Personally I'd never buy a new one, since a second hand one is just as good (if you have a bit of knowledge and avoid broken ones). A sextant doesn't need calibration beyond what's done at the factory and what you can do yourself. On top of that most have been very lightly used.

If you're interested in the instrument itself (rather than simply how to use it as a tool), 'The Nautical Sextant' by Bill Morris is a superb book: https://www.amazon.com/Nautical-Sextant-W-J-Morris/dp/093983... .


Good suggestions from others and I know this is not your use case but I'd add to anyone new to navigation or with just a casual interest: get a plastic 'emergency sextant' and try using it along with a digital watch (Casio cheap one).
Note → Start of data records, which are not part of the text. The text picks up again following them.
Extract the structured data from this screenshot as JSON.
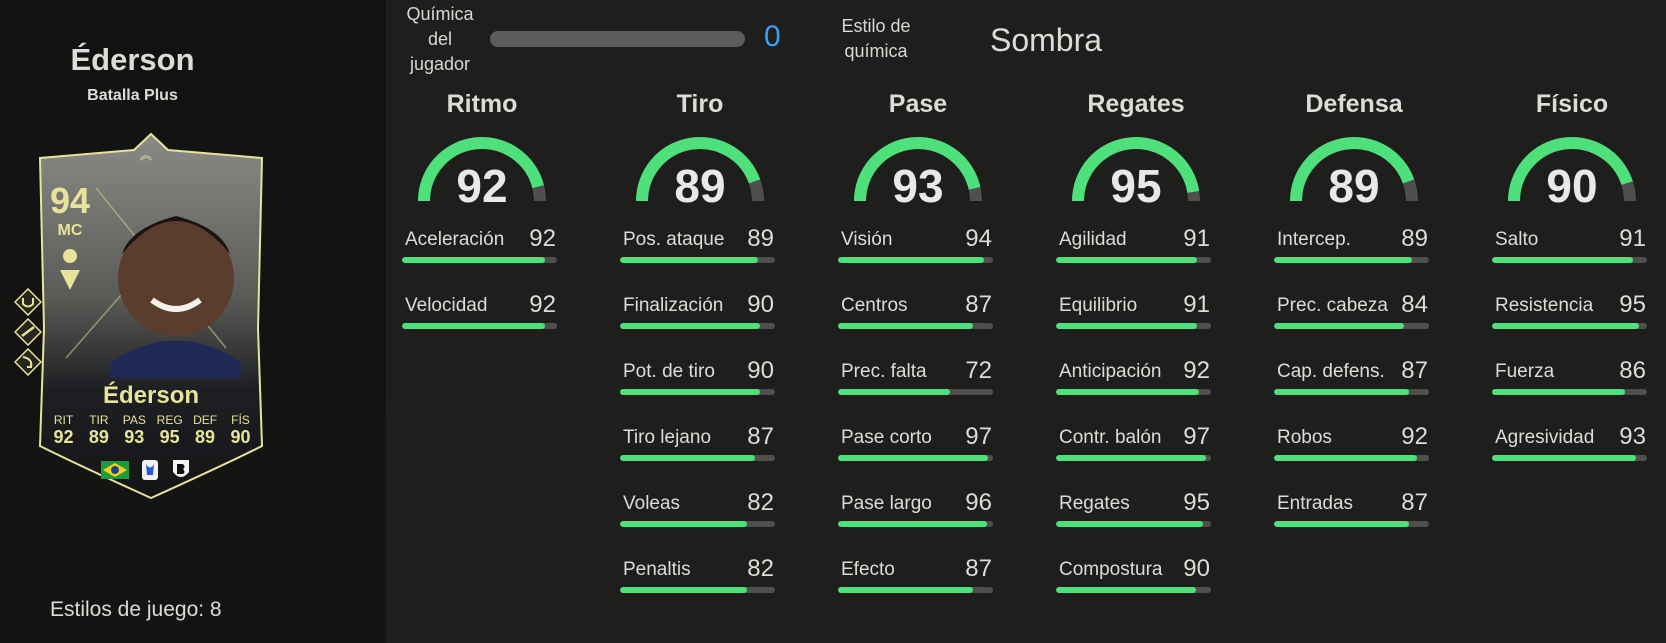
{
  "player": {
    "name": "Éderson",
    "variant": "Batalla Plus",
    "playstyles_text": "Estilos de juego: 8"
  },
  "card": {
    "rating": "94",
    "position": "MC",
    "name": "Éderson",
    "stats": [
      {
        "label": "RIT",
        "value": "92"
      },
      {
        "label": "TIR",
        "value": "89"
      },
      {
        "label": "PAS",
        "value": "93"
      },
      {
        "label": "REG",
        "value": "95"
      },
      {
        "label": "DEF",
        "value": "89"
      },
      {
        "label": "FÍS",
        "value": "90"
      }
    ],
    "icons": [
      "brazil-flag-icon",
      "serie-a-league-icon",
      "atalanta-club-badge-icon"
    ]
  },
  "chemistry": {
    "label": "Química del jugador",
    "value": "0",
    "fraction": 0,
    "style_label": "Estilo de química",
    "style_value": "Sombra",
    "value_color": "#3a9df0"
  },
  "colors": {
    "accent_green": "#4ee07a",
    "card_gold": "#e8e39a"
  },
  "categories": [
    {
      "title": "Ritmo",
      "value": "92",
      "attributes": [
        {
          "name": "Aceleración",
          "value": "92"
        },
        {
          "name": "Velocidad",
          "value": "92"
        }
      ]
    },
    {
      "title": "Tiro",
      "value": "89",
      "attributes": [
        {
          "name": "Pos. ataque",
          "value": "89"
        },
        {
          "name": "Finalización",
          "value": "90"
        },
        {
          "name": "Pot. de tiro",
          "value": "90"
        },
        {
          "name": "Tiro lejano",
          "value": "87"
        },
        {
          "name": "Voleas",
          "value": "82"
        },
        {
          "name": "Penaltis",
          "value": "82"
        }
      ]
    },
    {
      "title": "Pase",
      "value": "93",
      "attributes": [
        {
          "name": "Visión",
          "value": "94"
        },
        {
          "name": "Centros",
          "value": "87"
        },
        {
          "name": "Prec. falta",
          "value": "72"
        },
        {
          "name": "Pase corto",
          "value": "97"
        },
        {
          "name": "Pase largo",
          "value": "96"
        },
        {
          "name": "Efecto",
          "value": "87"
        }
      ]
    },
    {
      "title": "Regates",
      "value": "95",
      "attributes": [
        {
          "name": "Agilidad",
          "value": "91"
        },
        {
          "name": "Equilibrio",
          "value": "91"
        },
        {
          "name": "Anticipación",
          "value": "92"
        },
        {
          "name": "Contr. balón",
          "value": "97"
        },
        {
          "name": "Regates",
          "value": "95"
        },
        {
          "name": "Compostura",
          "value": "90"
        }
      ]
    },
    {
      "title": "Defensa",
      "value": "89",
      "attributes": [
        {
          "name": "Intercep.",
          "value": "89"
        },
        {
          "name": "Prec. cabeza",
          "value": "84"
        },
        {
          "name": "Cap. defens.",
          "value": "87"
        },
        {
          "name": "Robos",
          "value": "92"
        },
        {
          "name": "Entradas",
          "value": "87"
        }
      ]
    },
    {
      "title": "Físico",
      "value": "90",
      "attributes": [
        {
          "name": "Salto",
          "value": "91"
        },
        {
          "name": "Resistencia",
          "value": "95"
        },
        {
          "name": "Fuerza",
          "value": "86"
        },
        {
          "name": "Agresividad",
          "value": "93"
        }
      ]
    }
  ]
}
Davis and EBBCO do both do plastic sextants.


There is even a book on how to use them called "How to Use Plastic Sextants" by David Burch who seems to be a fairly prolific author on celestial navigation http://a.co/0iVNVrW


Linked to that book page on Amazon is the Davies 'quick reference card' (laminated) that I imagine one would have in the life boat...


This site seems to have a good selection: https://www.celestaire.com/ . A person commenting in the San Francisco Amateur Astronomers facebook page where I posted this course mentioned they have an Astra III-B


Any good nautical store should have them. Obviously, you'll find those only at the coasts or near rivers.

I can recommend American Nautical Services[0].

[0] https://www.amnautical.com


Harbor freight used to sell a brass one. Haven't checked in a while, but it might be something nice.


https://www.harborfreight.com/brass-sextant-66096.html

That is a typical 'decorative object', not a sextant fit for purpose. They've been flooding auction sites in hundreds of variations, often 'antiqued' and made to look superficially like real 150 year old sextants.

Imagine staring into the sun through that telescope using only that coloured green glass as a filter. Goodbye retina!